Nach den Feststellungen des Landgerichts kaufte die Firma F. KG von privaten Grundstückseigentümern Grundstücke, um diese zu bebauen und anschließend an noch anzuwerbende Kunden zu verkaufen. Da die Käuferin nicht über die finanziellen Mittel zum Ankauf der vielen Grundstücke verfügte, wurde in den Grundstückskaufverträgen eine Regelung getroffen, wonach der Grundstücksverkäufer zunächst allenfalls eine Anzahlung auf den Kaufpreis und erst bei Weiterveräußerung des Grundstücks in bebautem Zustand den Restkaufpreis erhalten sollte.

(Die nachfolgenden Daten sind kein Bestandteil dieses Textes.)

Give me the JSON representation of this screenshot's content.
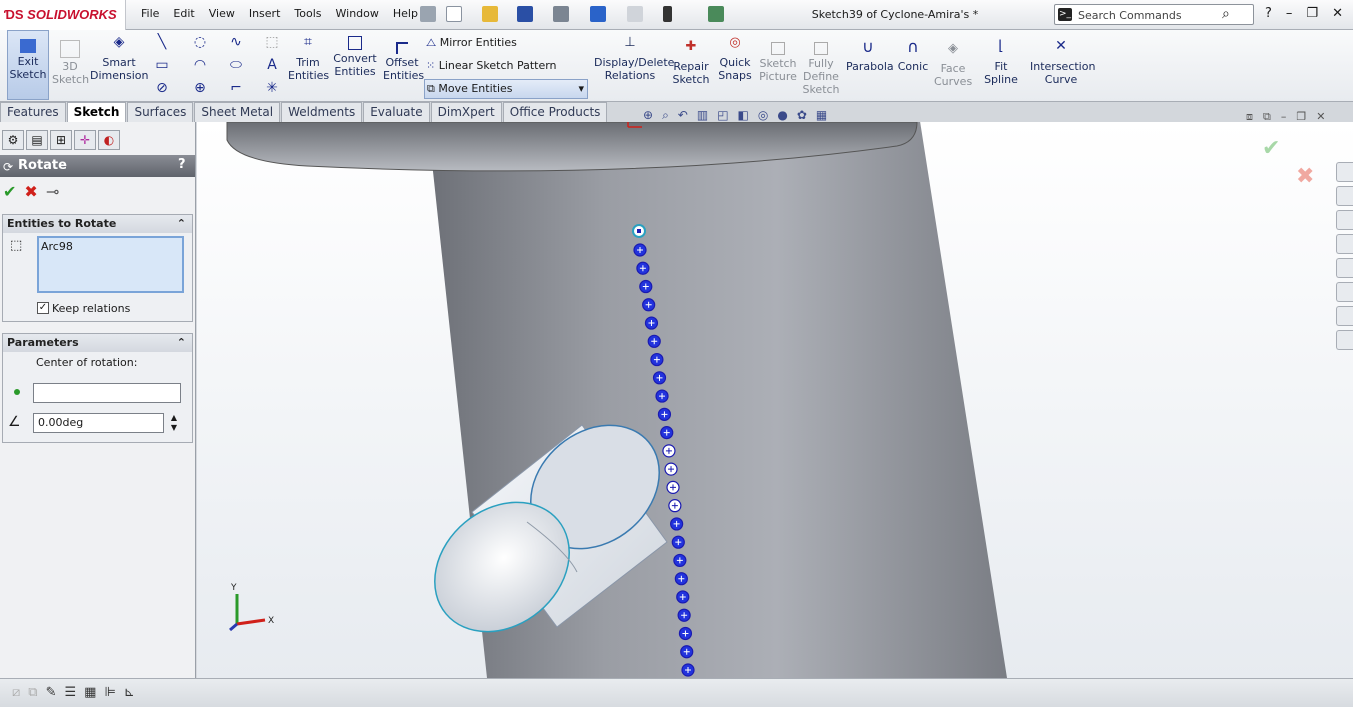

Dementsprechend wurde am Ende der umfangreichen Vereinbarungen zur Zahlung des Restkaufpreises folgende Klausel in die Kaufverträge aufgenommen: "Die Käuferin ist berechtigt, anstelle des Restkaufpreises eine Bankbürgschaft in gleicher Höhe bei einem Notar zu hinterlegen, die dem Verkäufer nach Umschreibung des Eigentums übergeben wird und die der Käuferin Zug um Zug gegen Zahlung des Restkaufpreises binnen zehn Tagen nach Weiterveräußerung der geplanten Kaufeigenheime zurückzugeben ist." In allen Fällen beantragten und bewilligten die Verkäufer im Vertrag die Eintragung von Auflassungsvormerkungen zugunsten der F. KG. Ferner erteilten sie Vollmachten zur Erklärung der Auflassung und zum Vollzug des Grundstückskaufvertrages durch den Angeklagten. Diese Vertragskonstruktion wich, wie das Landgericht zutreffend annimmt, in der Sicherung des wechselseitigen Leistungsaustausches massiv von der üblichen Gestaltung von Grundstückskaufverträgen ab. Die Zahlung des Restkaufpreises wurde de facto hinausgeschoben bis zur künftigen Weiterveräußerung des inzwischen bebauten jeweiligen Grundstücks. Sämtliche bis dahin bestehenden Risiken einschließlich der etwaigen vorsätzlichen Vereitelung des Bedingungseintritts durch die Käuferin trugen die wirtschaftlich unerfahrenen Verkäufer. Gleichwohl erteilte der Angeklagte die gebotene Belehrung nicht. Dies führte zu dem vom Landgericht festgestellten Nachteil für die Verkäufer.

17

Die Einzelbeanstandungen der Revision zur subjektiven Tatseite gehen fehl. Das Landgericht hat den Vorsatz des Angeklagten, dabei auch den Gesamtvorsatz rechtsfehlerfrei festgestellt und begründet (UA S. 16f., 32-34, 40-42).

18

Auch der Strafausspruch ist frei von Rechtsfehlern. Die erhebliche Dauer des Strafverfahrens hat das Landgericht - entgegen der Ansicht der Revision - rechtsfehlerfrei strafmildernd berücksichtigt (UA S. 79).

19

Die Entscheidung entspricht dem Antrag des Generalbundesanwalts.